Setelah selesai administrasi, aku kembali ke ruang UGD untuk membayar uang muka (pada malam hari, hanya kasir UGD yang buka). Setelah selesai membayar kuserahkan semua berkas ke suster yang bertugas. Susterpun bertanya, mau pakai dokter siapa? Kusebutkan nama dokter yang biasa merawat mama. Loh, terkejut aku dibuatnya ketika mendengar jawaban si suster, “Tidak bisa bu, karena rujukannya dokter penyakit dalam. Sedang dokter mamanya adalah neurolog.” Kuminta agar dokternya mama jadi dokter utama, biarlah dia yang memilih ‘tim’nya. Setelah ngotot-ngototan terjadi, akhirnya aku mengalah, daripada tidak masuk-masuk kamar, kupilih salah satu dokter penyakit dalam.
Proses selanjutnya, jika hasil laboratorium sudah selesai dokter jaga akan menelepon dokter yang telah dirujuk untuk melakukan tindakan-tindakan yang diperlukan sebelum masuk kamar. Kami kembali dalam penantian.
Kuperhatikan orang-orang di sekitarku, rata-rata mereka sudah membawa ‘gembolan’, alias sudah siap jika si pasien harus rawat inap. Untuk para sepuh yang mempunyai penyakit-penyakit tertentu, pihak keluarga sudah hafal dengan obat yang diberikan atau siap dengan daftar obat jika ditanya oleh dokter. Sedangkan untuk pasien-pasien yang hanya memerlukan bantuan pertama, diberi pertolongan tindakan untuk kemudian diobservasi, jika sudah baikan maka dipersilahkan pulang. Jika tidak ada perbaikan, maka kemungkinan besar akan dirujuk rawat inap.

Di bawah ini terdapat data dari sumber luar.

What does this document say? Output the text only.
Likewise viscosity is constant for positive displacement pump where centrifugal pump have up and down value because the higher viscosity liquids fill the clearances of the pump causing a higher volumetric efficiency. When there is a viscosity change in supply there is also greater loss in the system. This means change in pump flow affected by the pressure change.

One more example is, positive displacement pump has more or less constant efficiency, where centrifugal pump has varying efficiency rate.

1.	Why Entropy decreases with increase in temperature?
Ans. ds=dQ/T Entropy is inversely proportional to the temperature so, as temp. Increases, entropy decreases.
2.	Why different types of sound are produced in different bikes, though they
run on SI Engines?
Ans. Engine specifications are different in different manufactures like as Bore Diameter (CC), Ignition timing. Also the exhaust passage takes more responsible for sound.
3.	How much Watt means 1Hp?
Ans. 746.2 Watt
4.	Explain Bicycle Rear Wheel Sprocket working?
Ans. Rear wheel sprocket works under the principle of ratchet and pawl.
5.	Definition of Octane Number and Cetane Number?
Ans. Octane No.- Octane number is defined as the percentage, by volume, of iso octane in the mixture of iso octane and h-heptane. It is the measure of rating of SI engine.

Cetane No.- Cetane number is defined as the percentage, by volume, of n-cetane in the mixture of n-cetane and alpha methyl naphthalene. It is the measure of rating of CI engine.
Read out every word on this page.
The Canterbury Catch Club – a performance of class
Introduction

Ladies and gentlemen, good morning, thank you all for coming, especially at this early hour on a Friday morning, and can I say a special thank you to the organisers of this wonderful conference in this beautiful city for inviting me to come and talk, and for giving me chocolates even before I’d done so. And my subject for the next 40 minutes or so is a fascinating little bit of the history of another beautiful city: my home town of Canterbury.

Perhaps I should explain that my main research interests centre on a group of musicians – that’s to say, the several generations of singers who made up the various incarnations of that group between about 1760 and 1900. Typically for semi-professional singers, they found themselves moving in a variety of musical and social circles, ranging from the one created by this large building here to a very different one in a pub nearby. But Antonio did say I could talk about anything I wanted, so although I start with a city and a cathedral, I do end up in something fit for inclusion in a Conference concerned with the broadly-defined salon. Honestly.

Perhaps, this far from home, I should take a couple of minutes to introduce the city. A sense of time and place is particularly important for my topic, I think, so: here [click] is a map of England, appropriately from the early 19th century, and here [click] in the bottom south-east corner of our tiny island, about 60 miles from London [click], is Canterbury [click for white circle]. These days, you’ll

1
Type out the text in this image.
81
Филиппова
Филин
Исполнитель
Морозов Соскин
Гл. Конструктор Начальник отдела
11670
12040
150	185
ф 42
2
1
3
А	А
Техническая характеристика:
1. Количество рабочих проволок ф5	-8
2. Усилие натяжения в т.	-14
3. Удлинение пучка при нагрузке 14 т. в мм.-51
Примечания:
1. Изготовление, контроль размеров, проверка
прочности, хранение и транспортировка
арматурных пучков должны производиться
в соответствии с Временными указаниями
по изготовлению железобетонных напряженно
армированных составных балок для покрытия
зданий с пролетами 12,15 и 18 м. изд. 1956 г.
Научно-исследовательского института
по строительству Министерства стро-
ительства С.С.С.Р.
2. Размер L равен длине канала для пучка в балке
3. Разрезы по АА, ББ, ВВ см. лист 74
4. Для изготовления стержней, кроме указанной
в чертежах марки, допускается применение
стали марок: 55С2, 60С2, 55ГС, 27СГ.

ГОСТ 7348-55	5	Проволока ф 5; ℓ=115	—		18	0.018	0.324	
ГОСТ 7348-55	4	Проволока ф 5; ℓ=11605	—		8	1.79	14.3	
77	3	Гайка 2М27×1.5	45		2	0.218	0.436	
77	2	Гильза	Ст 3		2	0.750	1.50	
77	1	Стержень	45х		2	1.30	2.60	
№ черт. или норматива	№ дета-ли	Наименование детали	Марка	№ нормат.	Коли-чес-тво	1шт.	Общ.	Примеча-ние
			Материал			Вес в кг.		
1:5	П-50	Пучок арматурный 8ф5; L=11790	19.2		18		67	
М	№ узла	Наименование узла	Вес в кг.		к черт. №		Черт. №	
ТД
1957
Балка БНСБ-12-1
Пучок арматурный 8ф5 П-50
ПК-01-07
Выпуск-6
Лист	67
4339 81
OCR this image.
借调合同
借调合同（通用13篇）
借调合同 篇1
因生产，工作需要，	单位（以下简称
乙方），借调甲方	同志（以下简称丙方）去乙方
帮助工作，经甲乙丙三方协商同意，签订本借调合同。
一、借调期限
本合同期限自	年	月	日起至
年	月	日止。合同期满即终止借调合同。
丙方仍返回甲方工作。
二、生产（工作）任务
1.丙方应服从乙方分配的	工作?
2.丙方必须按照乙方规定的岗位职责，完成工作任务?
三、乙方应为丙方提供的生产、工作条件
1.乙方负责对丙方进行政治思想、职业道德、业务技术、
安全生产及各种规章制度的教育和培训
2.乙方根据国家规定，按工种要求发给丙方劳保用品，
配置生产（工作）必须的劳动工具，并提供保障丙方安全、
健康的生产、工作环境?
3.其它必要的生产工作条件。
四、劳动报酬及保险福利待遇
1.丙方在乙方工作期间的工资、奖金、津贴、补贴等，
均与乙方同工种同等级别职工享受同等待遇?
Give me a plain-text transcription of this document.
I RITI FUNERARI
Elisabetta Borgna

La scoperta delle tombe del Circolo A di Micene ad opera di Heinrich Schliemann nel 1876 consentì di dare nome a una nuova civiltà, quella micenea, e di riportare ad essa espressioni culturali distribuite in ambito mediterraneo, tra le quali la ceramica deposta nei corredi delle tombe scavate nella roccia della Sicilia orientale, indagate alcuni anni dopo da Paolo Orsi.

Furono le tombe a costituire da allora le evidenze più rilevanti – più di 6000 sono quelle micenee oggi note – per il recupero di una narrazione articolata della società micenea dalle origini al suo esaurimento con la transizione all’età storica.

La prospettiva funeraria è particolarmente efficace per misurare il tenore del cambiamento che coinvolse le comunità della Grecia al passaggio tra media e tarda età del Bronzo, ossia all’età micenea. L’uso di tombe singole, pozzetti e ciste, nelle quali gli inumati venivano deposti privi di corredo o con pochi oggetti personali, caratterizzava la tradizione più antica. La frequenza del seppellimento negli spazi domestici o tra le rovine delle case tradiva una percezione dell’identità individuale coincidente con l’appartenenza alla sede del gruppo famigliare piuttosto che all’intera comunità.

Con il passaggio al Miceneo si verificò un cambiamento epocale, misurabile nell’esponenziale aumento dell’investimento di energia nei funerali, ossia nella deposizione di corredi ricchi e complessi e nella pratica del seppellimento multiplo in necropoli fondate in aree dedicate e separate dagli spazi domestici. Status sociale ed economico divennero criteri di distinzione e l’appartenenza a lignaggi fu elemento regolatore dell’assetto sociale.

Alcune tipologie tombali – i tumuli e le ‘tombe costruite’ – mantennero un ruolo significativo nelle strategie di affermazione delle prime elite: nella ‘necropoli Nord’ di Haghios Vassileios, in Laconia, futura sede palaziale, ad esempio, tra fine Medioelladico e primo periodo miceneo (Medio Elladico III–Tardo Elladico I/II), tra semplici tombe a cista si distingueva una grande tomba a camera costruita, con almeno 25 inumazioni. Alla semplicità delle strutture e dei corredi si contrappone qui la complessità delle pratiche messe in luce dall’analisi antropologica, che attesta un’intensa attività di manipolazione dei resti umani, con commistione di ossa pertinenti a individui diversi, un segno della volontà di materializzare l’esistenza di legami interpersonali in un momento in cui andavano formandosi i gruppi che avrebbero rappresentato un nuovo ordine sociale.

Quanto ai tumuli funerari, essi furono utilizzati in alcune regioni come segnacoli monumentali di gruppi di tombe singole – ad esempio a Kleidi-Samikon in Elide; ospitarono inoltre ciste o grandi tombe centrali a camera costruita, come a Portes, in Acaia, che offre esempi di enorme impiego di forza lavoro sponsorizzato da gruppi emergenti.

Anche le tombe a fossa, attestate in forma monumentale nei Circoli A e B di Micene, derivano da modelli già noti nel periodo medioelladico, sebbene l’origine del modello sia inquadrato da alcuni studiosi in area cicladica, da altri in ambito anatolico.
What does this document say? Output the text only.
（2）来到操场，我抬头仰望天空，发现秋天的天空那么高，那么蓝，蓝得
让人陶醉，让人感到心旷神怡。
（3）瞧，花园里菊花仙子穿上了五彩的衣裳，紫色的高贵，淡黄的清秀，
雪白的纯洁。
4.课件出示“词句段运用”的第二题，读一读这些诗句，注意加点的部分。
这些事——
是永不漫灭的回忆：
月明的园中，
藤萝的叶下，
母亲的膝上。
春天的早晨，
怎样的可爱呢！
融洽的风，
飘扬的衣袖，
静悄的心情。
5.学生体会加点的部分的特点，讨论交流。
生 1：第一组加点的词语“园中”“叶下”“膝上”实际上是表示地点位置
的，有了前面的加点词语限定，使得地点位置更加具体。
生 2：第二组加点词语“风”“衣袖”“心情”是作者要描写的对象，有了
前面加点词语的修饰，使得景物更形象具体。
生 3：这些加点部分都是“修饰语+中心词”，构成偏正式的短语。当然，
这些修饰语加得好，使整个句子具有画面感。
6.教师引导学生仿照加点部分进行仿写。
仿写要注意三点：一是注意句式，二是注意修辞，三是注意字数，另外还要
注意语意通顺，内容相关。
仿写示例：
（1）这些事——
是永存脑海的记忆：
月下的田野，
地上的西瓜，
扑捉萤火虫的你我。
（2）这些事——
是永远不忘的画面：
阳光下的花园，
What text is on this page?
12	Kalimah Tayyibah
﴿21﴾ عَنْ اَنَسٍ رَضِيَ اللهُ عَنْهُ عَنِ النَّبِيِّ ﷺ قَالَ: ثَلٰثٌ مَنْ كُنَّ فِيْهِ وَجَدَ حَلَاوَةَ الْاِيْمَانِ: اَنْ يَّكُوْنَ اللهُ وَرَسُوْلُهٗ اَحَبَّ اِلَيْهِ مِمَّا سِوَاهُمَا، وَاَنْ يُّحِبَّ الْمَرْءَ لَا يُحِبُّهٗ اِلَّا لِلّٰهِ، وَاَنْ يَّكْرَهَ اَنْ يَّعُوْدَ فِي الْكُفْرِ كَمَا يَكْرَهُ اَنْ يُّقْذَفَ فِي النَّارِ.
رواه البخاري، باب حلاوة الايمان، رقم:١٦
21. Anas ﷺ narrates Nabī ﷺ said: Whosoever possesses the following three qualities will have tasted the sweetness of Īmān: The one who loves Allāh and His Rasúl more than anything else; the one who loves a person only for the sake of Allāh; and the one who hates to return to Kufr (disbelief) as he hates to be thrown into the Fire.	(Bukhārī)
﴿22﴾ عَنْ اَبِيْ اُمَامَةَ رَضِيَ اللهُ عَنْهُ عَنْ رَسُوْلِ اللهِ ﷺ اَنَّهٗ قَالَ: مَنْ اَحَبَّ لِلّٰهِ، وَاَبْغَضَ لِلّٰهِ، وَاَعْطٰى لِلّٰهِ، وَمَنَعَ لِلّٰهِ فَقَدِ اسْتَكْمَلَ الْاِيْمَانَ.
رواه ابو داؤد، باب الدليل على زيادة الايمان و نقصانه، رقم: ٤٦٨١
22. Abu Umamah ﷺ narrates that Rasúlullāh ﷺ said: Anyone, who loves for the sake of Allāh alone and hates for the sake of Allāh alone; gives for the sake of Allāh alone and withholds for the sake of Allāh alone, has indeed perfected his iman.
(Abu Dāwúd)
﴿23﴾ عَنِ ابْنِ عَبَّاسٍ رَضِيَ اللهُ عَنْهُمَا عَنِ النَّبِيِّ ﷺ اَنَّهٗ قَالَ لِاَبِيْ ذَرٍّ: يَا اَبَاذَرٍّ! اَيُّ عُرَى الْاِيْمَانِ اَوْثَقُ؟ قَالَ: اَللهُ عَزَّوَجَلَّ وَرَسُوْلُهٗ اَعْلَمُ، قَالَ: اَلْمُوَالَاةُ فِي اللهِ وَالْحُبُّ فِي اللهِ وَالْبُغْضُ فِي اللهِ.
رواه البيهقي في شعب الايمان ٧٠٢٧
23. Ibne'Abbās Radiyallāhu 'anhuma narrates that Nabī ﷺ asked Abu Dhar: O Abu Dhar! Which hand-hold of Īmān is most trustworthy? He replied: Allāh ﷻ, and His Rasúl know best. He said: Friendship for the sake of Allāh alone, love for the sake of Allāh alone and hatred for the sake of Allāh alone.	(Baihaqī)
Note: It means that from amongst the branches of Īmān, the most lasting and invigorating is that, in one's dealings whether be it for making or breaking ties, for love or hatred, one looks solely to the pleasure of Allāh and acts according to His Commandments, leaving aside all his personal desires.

Sedang asyik melihat-lihat, tiba-tiba pintu UGD terbuka, terlihat seorang wanita muda mengalami kesulitan bernafas. Keluarganya terlihat panik. “Kenapa?” pikirku. Adikku berbisik, “sepertinya kalau tidak asma, alergi.” Berhubung yang masuk bersamaan ada 3 pasien, dokter jagapun melihat-lihat keadaan para pasien sebelum memutuskan siapa yang harus didahulukan.
Wanita muda itu akhirnya mendapat prioritas. Dari pembicaraan yang sepintas terdengar, rupanya wanita itu kena alergi kemudian nimum insidal (obat anti algergi), ternyata tidak manjur. Sampai terjadi kesulitan bernafas seperti itu. Ternyata alergi saja bisa sampai masuk UGD.
Jam sudah menunjukkan pukul 00 lewat sekian menit ketika suster dan petugas UGD masuk ke bilik kami. “Mari, sudah siap untuk ke kamar, dari hasil laboratorium, mamanya tidak perlu tindakan lebih lanjut.” Bersamaan itu juga suster mengatakan bahwa dokter utamanya jadi dokternya mama, bukan dokter penyakit dalam yang kupilih. Terlepas dari apa yang terjadi di belakang layar sehingga keputusan itu berubah, aku merasa lega.
Sebelum petugas mendorong tempat tidur mama, masih kudengar dari bilik sebelah…dokternya lama amat sih… Itulah UGD, buat yang menanti rasanya lama, buat para petugas rasanya sudah bekerja dengan kecepatan tinggi. Yang pasti malam itu aku mendapat ‘ilmu’ lagi, jangan meremehkan alergi.